The Saddle Road is toast.
A photo from earlier in the eruption, from an overflight the morning of November 30, 2022. USGS image by K. Mulliken.
I don’t hear a lot of folks talking about it, but the way
the Mauna Loa eruption is going, the cross-island Daniel K. Inouye Highway within
days will be impassable going east and west.
That has huge implications for passenger and supply
transport between the Hilo side of Hawai’i Island to the east, and the Waimea
and Kona side to the west. But it also has import for high-elevation science.
The main lava flow has already cut off access to the critical scientific center, Mauna Loa Observatory, and on its current course, it also has the potential to shut down access to the massive astronomy facilities at Mauna Kea.
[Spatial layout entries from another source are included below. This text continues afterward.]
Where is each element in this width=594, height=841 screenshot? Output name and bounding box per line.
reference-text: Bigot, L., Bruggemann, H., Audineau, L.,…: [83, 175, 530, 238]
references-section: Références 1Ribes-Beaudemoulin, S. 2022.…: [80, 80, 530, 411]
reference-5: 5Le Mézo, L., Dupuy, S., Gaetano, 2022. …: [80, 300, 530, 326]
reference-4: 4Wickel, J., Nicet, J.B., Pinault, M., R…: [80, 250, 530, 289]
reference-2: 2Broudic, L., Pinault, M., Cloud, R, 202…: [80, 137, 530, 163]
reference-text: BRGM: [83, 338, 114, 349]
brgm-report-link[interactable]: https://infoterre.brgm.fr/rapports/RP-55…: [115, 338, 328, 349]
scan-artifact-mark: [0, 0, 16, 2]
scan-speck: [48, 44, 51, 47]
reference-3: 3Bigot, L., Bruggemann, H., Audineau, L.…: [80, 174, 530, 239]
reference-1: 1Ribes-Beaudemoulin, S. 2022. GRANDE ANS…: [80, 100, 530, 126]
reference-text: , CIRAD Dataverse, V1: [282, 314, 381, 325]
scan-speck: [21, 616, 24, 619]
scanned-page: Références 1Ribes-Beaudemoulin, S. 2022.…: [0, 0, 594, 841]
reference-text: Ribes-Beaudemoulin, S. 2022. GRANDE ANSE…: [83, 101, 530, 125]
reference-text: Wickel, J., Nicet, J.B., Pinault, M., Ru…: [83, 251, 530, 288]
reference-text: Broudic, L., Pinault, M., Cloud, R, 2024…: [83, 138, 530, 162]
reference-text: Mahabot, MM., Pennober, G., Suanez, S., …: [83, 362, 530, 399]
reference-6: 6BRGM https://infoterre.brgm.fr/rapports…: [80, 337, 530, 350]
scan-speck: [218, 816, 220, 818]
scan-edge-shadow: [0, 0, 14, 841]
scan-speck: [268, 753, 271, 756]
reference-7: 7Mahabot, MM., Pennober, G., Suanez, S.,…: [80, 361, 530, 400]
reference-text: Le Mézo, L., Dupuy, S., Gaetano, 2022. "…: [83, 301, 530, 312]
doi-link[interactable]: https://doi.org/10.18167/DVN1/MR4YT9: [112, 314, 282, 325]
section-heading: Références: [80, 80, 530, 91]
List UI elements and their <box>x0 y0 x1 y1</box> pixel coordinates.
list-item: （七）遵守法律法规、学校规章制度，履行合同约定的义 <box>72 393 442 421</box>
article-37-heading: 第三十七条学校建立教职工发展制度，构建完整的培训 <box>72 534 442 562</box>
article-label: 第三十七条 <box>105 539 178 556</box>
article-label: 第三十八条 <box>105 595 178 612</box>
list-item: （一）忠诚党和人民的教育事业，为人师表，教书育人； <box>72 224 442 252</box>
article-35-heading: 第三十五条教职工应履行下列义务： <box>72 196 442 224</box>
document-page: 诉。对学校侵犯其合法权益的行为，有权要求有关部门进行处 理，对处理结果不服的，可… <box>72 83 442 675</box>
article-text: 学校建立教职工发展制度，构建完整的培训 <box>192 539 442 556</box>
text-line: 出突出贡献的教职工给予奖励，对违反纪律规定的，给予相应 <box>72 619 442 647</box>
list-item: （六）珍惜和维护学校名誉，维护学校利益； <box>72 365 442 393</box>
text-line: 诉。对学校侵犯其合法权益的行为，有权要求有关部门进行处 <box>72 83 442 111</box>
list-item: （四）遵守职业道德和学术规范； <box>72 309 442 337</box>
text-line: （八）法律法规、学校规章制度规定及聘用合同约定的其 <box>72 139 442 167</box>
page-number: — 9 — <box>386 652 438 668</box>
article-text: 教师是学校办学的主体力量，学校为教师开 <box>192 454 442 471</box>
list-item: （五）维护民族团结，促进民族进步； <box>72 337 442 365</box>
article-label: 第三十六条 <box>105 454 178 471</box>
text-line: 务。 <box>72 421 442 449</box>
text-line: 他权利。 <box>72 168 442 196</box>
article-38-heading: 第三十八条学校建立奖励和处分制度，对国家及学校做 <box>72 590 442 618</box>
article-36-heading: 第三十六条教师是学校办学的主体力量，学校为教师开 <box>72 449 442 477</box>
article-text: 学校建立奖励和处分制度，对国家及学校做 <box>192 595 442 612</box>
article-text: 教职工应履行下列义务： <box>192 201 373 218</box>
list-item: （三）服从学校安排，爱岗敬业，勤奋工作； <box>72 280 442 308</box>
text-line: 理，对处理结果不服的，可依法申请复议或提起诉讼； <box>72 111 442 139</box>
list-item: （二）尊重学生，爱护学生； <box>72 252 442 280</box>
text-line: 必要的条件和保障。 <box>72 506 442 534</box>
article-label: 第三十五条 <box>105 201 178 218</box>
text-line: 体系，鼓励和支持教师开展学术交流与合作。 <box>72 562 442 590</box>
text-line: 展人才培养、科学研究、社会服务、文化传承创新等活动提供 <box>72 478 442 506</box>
Judging from the topography, the east-west access will be gone
before Mauna Kea access is threatened.
Mauna Loa may do what the Mauna Kea protests could not.
Mauna Loa’s eruption is currently focused on the northeast
flank. A feature called Fissure 3 is feeding a long lava flow headed northward into
the saddle between Mauna Kea and Mauna Loa.
It is in familiar territory for Madame Pele, with a 1935
flow on its right flank and an 1843 flow on its left. Both of those flows
crossed the current route of the Daniel K. Inouye Highway.
The 1935 flow pooled in the saddle for a few days, then
turned east and headed downslope for Hilo. The Air Force in late December 1935
bombed that flow to try to protect Hilo. Ultimately, that eruption stopped
before Hilo could be impacted. Here is a National Park Service story on that.
It lasted from November 21, 1935 to January 2, 1936. Eight weeks.
The 1843 flow lasted three months.
This eruption started November 27, 2022, and shows no signs
of stopping. The lava is now on pretty flat ground, less than two miles from
the highway, and creeping forward at give-or-take 1,000 feet per day. But that
could change.
The Hawaiian Volcano Observatory reports: “Lava flow advance
rates may be highly variable over the coming days and week. Lava flows advance
more slowly, spread out, and inflate on the flat ground between Mauna Loa and
Mauna Kea. Individual lobes may advance quickly, and then stall. Additional
breakouts may occur if lava channels get blocked upslope. There are many
variables at play, and the direction and timing of flow advances are expected
to change over hours to days, making it difficult to estimate when or if the
flow will impact Daniel K. Inouye Highway.”
Realistically, things that can save the highway from
being overflowed are an early stop of the eruption, or the activation of an
entirely new fissure that allows the current flow to cool and harden in place.